The Prince and the Widow and the Stone soup

You’ve probably heard parts of this story before, and thought that was the whole of it, but those parts were just parts and this is the whole story and anyway it’s not a story, it’s more like a reporting of true facts that happened some years ago in a country somewhat removed from our own.
In this country there was a young prince who didn’t marry, after quite a few years of this he wasn’t a young prince anymore and his father the king or his mother the queen (I forget) were soon going to die and said I worry how you will take care of yourself without a wife, which was an incredibly idiotic thing to say because the prince had several hundred servants; servants who made his food, and scrubbed his boots and wiped his backside with scented serviettes, and in short the prince did not need anyone to take care of him because he was a prince, but the king and or queen were somewhat stupid being a king and or queen and having been taken care of all their lives which had prevented the natural development of any sort of brainpower.
So the prince decided to go forward into the country and try to find himself someone to marry, and so that nobody be swayed by his station in life he only took a few hundred cuoras (the currency of the country which has now been done away with as they have joined the EU some years back, but much after the happenings of this story) which would have lasted a family of three for a year, but he being a prince burned through it in a few weeks.
The prince was reduced to wandering the dusty roads of his kingdom and begging for food, another man might have gone back to the palace and taken more money with him but the prince was rather less practical and more proud than another man might be, and so he continued to look for a wife in his unprincely circumstances.
Now you may be wondering how it can be that a prince leaves his palace and goes wandering about the countryside without anyone being aware of it, and the answer is that it cannot be, but the speed of communication and so forth not being all the ways equal not everyone knew the true situation, some people thought that the prince was traveling in fine state, some thought he had gone abroad, some thought he was living a dissolute life with a young poet whose powerful drug habit and marvelous good looks had enraptured the prince.
But there was a particular widow who was still not that old possessed of a strong personality living on a small farm near the outer edge of a village that was quite charming, if you didn’t have to live there but drove through very quickly, and she was well-informed as to the prince’s current situation, because she had a cousin who worked in the royal household and another cousin who lived at the last hotel the prince stayed and thus she was able to surmise in the ways of a widow who has had to shift for herself, that he was skint.
As a consequence she had her eye out, which is a good thing to have out metaphorically — otherwise not so much.
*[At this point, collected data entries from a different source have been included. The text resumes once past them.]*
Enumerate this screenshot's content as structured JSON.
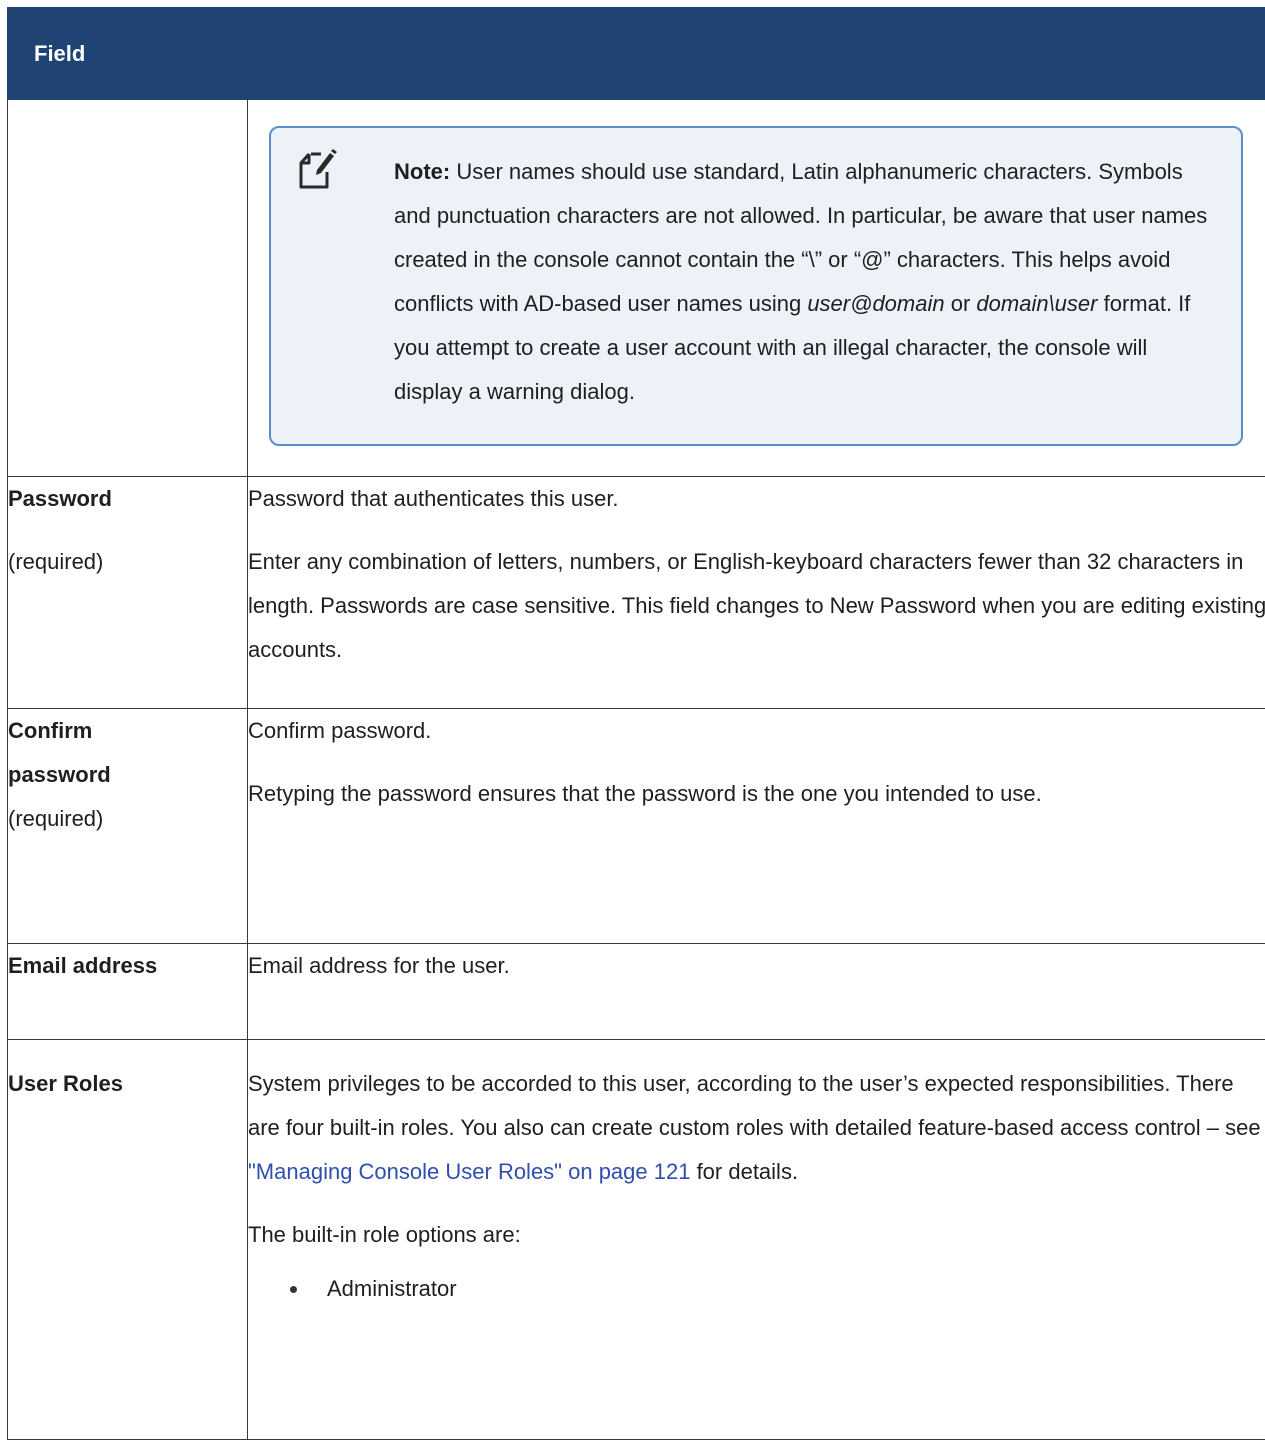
{
  "table": {
    "header": {
      "col1": "Field",
      "col2": ""
    },
    "note": {
      "label": "Note:",
      "text_1": " User names should use standard, Latin alphanumeric characters. Symbols and punctuation characters are not allowed. In particular, be aware that user names created in the console cannot contain the “\\” or “@” characters. This helps avoid conflicts with AD-based user names using ",
      "em_1": "user@domain",
      "text_2": " or ",
      "em_2": "domain\\user",
      "text_3": " format. If you attempt to create a user account with an illegal character, the console will display a warning dialog.",
      "icon": "note-pencil-icon"
    },
    "rows": [
      {
        "name": "Password",
        "required": "(required)",
        "paragraphs": [
          "Password that authenticates this user.",
          "Enter any combination of letters, numbers, or English-keyboard characters fewer than 32 characters in length. Passwords are case sensitive. This field changes to New Password when you are editing existing accounts."
        ]
      },
      {
        "name": "Confirm password",
        "required": "(required)",
        "paragraphs": [
          "Confirm password.",
          "Retyping the password ensures that the password is the one you intended to use."
        ]
      },
      {
        "name": "Email address",
        "paragraphs": [
          "Email address for the user."
        ]
      },
      {
        "name": "User Roles",
        "intro_1": "System privileges to be accorded to this user, according to the user’s expected responsibilities. There are four built-in roles. You also can create custom roles with detailed feature-based access control – see ",
        "link": "\"Managing Console User Roles\" on page 121",
        "intro_2": " for details.",
        "options_label": "The built-in role options are:",
        "options": [
          "Administrator"
        ]
      }
    ]
  },
  "colors": {
    "header_bg": "#1f4473",
    "note_bg": "#edf2f8",
    "note_border": "#5b8fc9",
    "link": "#2f4fb0"
  }
}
And when that eye spied a middle aged man of gentlemanly demeanor, well dressed, but dirty from the road she naturally thought he might be the prince, so she opened her oven where she was baking bread (this is in no way meant metaphorically, she really opened her oven where she was baking bread) and let the scent of the fresh bread drift down the road to his inquisitive nostrils. He came quickly to her door.
He stood for some seconds looking rather dimwitted, because he realized all at once that he was poor and had never spoken to a woman of higher apparent station than himself.
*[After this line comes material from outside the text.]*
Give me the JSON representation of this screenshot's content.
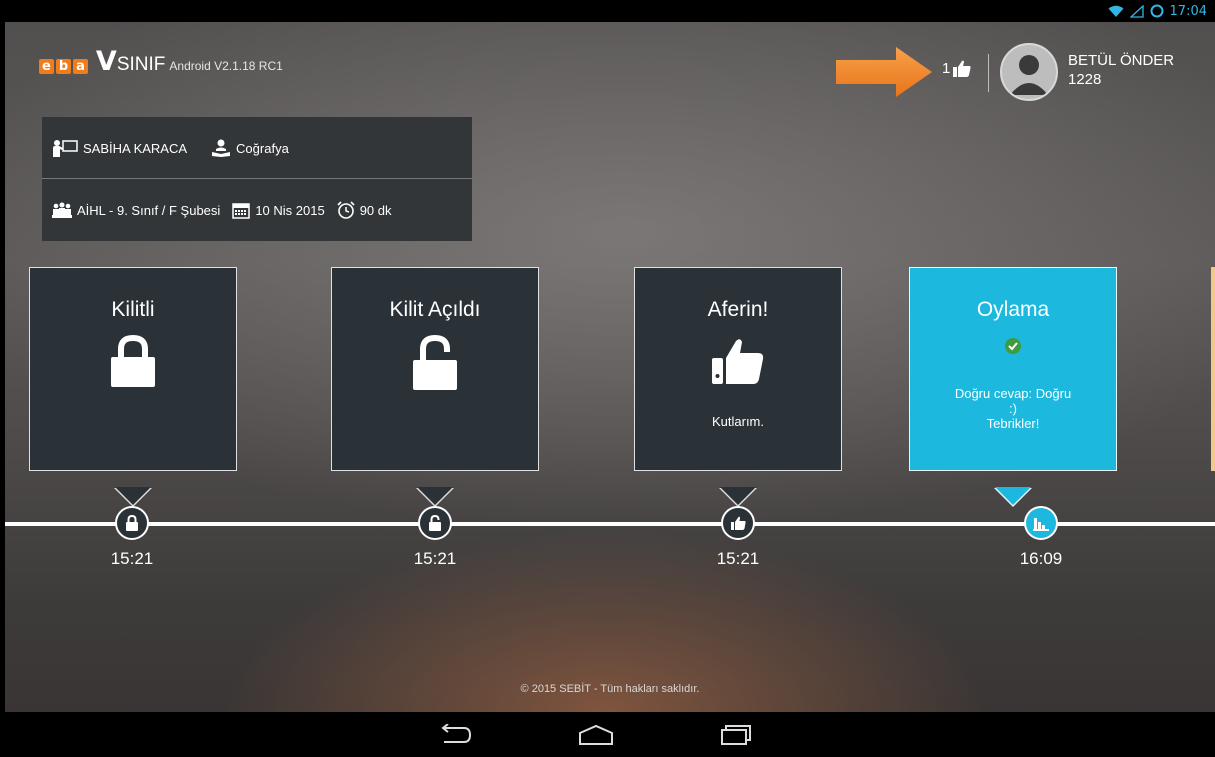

“Well, what do you want?!” asked the woman, sharply. She knew princes need to be taken in control when first met, or they will end up ruling over you.
The prince experienced now something in his mind that he had never experienced and it excited him, this was the experience of cunning.
“Good lady, I have walked some ways and I am hoping to make some soup before continuing on my way — if you let me use your pot I will be quite happy to share my soup with you”
This was not what she was expecting, intrigued she allowed him to user her cooking pot. He filled it with water, and then picked a stone from her garden washed it off and put it into the pot.
Now she knew what was going on, she remembered this particular story from her youth — now before you get worked up and complain that we’ve cheated you it is true that there was a story before this one of the man making stone soup, but every version of the story you have heard have in fact been descended from this one. So you see we are not trying to pull a fast one, or any kind of one at all.
The cooking of the stone soup went as expected, he heated the stone but then asked for some garnishes from her garden and one thing and another went on and at the end it was a full pot of delicious soup he was boiling. As to how the prince knew how to make soup, princes and other members of the upper classes in those days were invariably raised by lower class women who had them around with them while doing their tasks, and so, while they also had to attend classes teaching them how to fence, curtsy, and ride a horse, they also learned quite early on how to sew, cook stews, and swear at chambermaids.
The widow was impressed despite herself, and decided that if this man was not a prince she wouldn’t want to let him pass by and if he was a prince the timing was propitious, therefore she said “a man like you is good to have around, stay here and you will be suitably cared for”, the prince of course suspecting nothing and grateful for the validation of his soup-making skills as it was perhaps the only thing he had ever done where the other person watching him do it hadn’t obviously thought he was getting ahead based on other than personal merit.
So the prince stopped there that night and in the morning the widow was no longer a widow.